If you want to install these dependencies locally, then ensure that
meson (through pkg-config
) will properly find them.
The ZIM library builds using Meson version 0.43 or higher. Meson relies itself on Ninja, Pkg-config and few other compilation tools.
Install first the few common compilation tools:
- Meson
- Ninja
- Pkg-config
These tools should be packaged if you use a cutting edge operating system. If not, have a look to the "Troubleshooting" section.
Once all dependencies are installed, you can compile ZIM library with:
meson . build
ninja -C build
By default, it will compile dynamic linked libraries. All binary files
will be created in the build
directory created automatically by
Meson. If you want statically linked libraries, you can add
--default-library=static
option to the Meson command.
If you want to build the documentation, we need to pass the -Ddoc=true
option and run the doc
target:
meson . build -Ddoc=true
ninja -C build doc
Depending of you system, ninja
may be called ninja-build
.
If you want to install the libzim and the headers you just have compiled on your system, here we go:
ninja -C build install
You might need to run the command as root (or using sudo
), depending
where you want to install the libraries. After the installation
succeeded, you may need to run ldconfig (as root).

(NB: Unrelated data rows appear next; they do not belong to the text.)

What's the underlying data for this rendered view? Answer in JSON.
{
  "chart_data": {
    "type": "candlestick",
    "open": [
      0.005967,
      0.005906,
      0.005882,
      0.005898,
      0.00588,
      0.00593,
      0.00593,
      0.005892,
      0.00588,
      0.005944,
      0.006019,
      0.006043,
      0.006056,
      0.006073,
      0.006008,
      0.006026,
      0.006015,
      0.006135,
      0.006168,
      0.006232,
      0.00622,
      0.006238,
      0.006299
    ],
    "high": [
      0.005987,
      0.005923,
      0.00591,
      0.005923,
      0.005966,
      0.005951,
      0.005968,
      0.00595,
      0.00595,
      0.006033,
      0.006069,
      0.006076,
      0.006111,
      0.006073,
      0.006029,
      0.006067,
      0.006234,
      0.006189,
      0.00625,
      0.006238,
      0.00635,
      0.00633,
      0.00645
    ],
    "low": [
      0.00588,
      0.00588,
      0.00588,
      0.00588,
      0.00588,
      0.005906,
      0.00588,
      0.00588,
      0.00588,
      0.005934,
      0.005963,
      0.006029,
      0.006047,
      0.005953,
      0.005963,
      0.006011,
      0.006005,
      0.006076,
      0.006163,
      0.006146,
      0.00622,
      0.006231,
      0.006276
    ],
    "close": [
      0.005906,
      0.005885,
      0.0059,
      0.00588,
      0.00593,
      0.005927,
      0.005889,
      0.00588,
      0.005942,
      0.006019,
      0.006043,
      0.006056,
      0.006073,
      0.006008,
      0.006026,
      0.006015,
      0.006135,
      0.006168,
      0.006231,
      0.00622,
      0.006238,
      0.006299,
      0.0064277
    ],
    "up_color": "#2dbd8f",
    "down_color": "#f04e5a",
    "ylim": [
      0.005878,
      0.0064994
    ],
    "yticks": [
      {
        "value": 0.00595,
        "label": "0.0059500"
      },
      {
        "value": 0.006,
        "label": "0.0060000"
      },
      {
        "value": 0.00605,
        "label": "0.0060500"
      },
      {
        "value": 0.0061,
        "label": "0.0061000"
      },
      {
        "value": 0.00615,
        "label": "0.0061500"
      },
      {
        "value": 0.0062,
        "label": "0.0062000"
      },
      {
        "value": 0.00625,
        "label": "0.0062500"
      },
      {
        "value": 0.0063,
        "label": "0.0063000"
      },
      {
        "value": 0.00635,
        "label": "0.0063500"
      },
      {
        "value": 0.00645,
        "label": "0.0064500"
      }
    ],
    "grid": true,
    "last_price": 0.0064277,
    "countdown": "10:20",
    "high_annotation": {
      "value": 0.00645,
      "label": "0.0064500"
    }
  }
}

If you want to uninstall the libzim:
ninja -C build uninstall
Like for the installation, you might need to run the command as root
(or using sudo
).
If you need to install Meson "manually":
virtualenv -p python3 ./ # Create virtualenv
source bin/activate # Activate the virtualenv
pip3 install meson # Install Meson
hash -r # Refresh bash paths
If you need to install Ninja "manually":
git clone git://github.com/ninja-build/ninja.git
cd ninja
git checkout release
./configure.py --bootstrap
mkdir ../bin
cp ninja ../bin
cd ..
If the automated tests fail or timeout, you need to be aware that this test suite needs up to 16GB of memory. You can skip this specific tests with:
SKIP_BIG_MEMORY_TEST=1 ninja test
If the compilation still fails, you might need to get a more recent version of a dependency than the one packaged by your Linux distribution. Try then with a source tarball distributed by the problematic upstream project or even directly from the source code repository.